There has at least been some success for the exiled teams since they hit the road, with the new mixed compound tyre regulations helping the likes of Jack Le Brocq (Tickford Racing) and Anton De Pasquale (Erebus Motorsport) to their first race wins.
Team 18, meanwhile, celebrated its first podium in Darwin last weekend with Scott Pye and Mark Winterbottom finishing third and fourth respectively on the Saturday.
Winterbottom had led the race in the opening laps after opting to start on the soft compound Dunlop, only to have his strategy undone by an early Safety Car.

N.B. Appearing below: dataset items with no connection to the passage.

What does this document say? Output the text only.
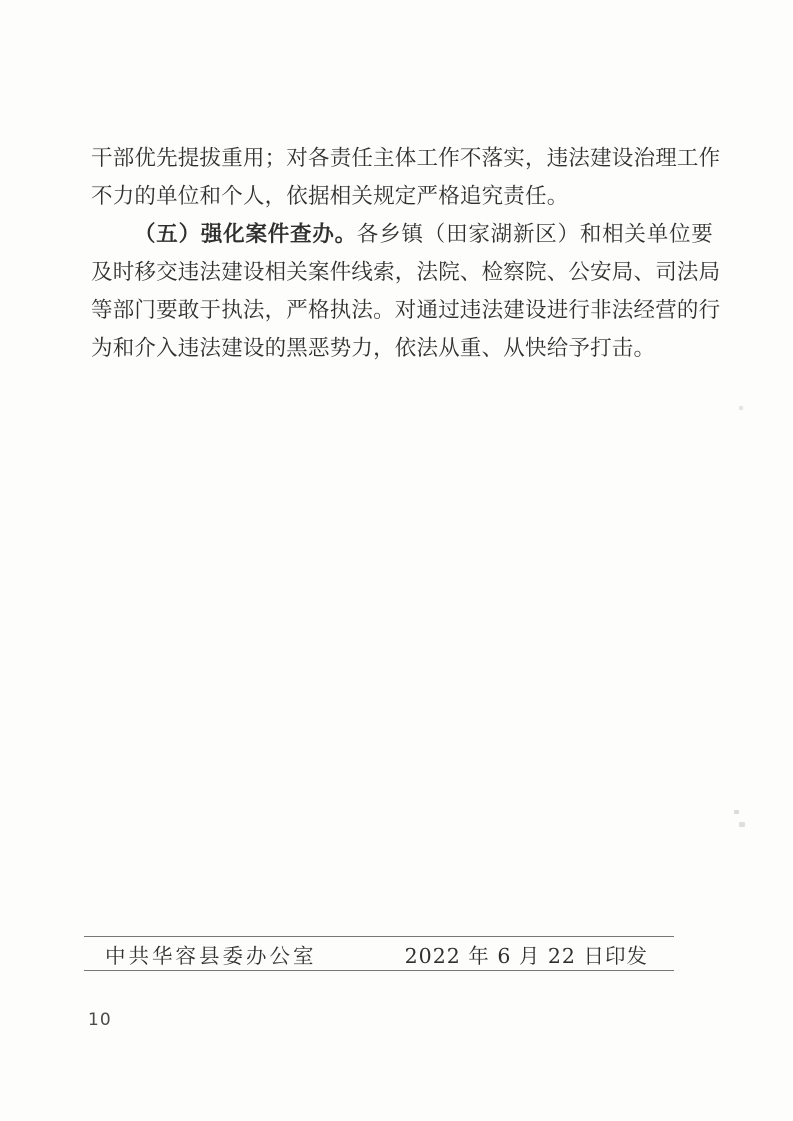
干部优先提拔重用；对各责任主体工作不落实，违法建设治理工作
不力的单位和个人，依据相关规定严格追究责任。
（五）强化案件查办。各乡镇（田家湖新区）和相关单位要
及时移交违法建设相关案件线索，法院、检察院、公安局、司法局
等部门要敢于执法，严格执法。对通过违法建设进行非法经营的行
为和介入违法建设的黑恶势力，依法从重、从快给予打击。
中共华容县委办公室	2022 年 6 月 22 日印发
10
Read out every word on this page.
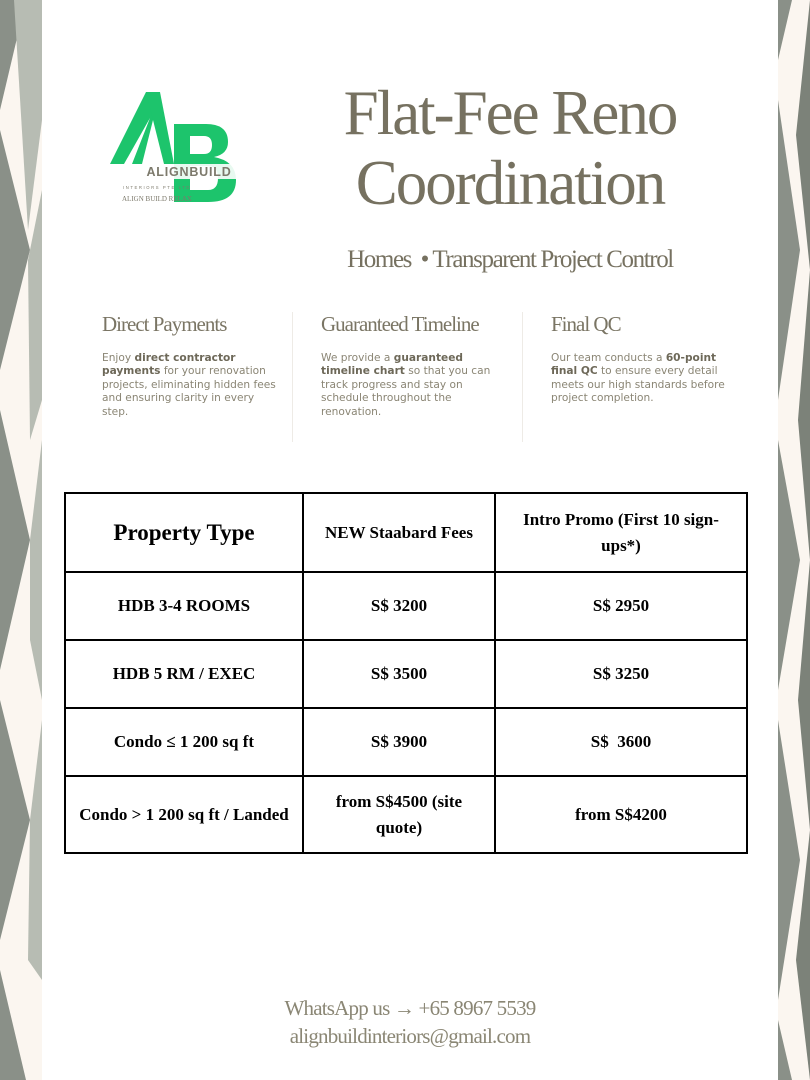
ALIGNBUILD
INTERIORS PTE LTD
ALIGN BUILD RELAX
Flat-Fee Reno
Coordination
Homes  • Transparent Project Control
Direct Payments

Enjoy direct contractor payments for your renovation projects, eliminating hidden fees and ensuring clarity in every step.

Guaranteed Timeline

We provide a guaranteed timeline chart so that you can track progress and stay on schedule throughout the renovation.

Final QC

Our team conducts a 60-point final QC to ensure every detail meets our high standards before project completion.

Property Type	NEW Staabard Fees	Intro Promo (First 10 sign-ups*)
HDB 3-4 ROOMS	S$ 3200	S$ 2950
HDB 5 RM / EXEC	S$ 3500	S$ 3250
Condo ≤ 1 200 sq ft	S$ 3900	S$  3600
Condo > 1 200 sq ft / Landed	from S$4500 (site quote)	from S$4200
WhatsApp us → +65 8967 5539
alignbuildinteriors@gmail.com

According to Schwerkolt, the opportunity for smaller teams to exploit the tyre rules and get a result has been a big help in terms of morale for the travelling staff.
“I think it’s been great for the sport to see other names on the podium,” he told Motorsport.com.
“It’s still difficult to get on that podium, it’s really, really difficult. But it mixes things up instead of the big-money teams always being up the front. It’s great to be able to vary that.
“It’s incredibly tough for these families. [Winterbottom] has got three kids, our team manager Steve Henderson has three kids, and so does our crew chief Johnny Moore. It’s going to be almost five months on the road by the time we finish, and that’s an incredible ask. It really is.
“To their credit they’ve bonded well together. There’s been no blues, we’ve given them the best accomodation we possibly can, great meals, and they’re working really, really well together.
“And getting a result and good racing helps that.”
The team will pay tribute to those loved ones in Melbourne during this weekend’s second Darwin leg, through photos stuck to the driver’s side door sleeves of both cars (pictured below).
Schwerkolt added that the regulations have also helped keep his backers interested, at a time when they can’t activate on-site in anyway.
“It’s great for the sponsors too,” he said. “My sponsors are more engaged, because they know we can maybe win a race. It’s mixing things up. I think Supercars has done a great job.”
A clear tyre advantage may be tougher to come by for the next three events, with a limited soft tyre allocation in play rather than both compounds.
However Schwerkolt is confident his squad will still be in the mix, with the team’s recent swing of form not entirely tied to rubber and strategy.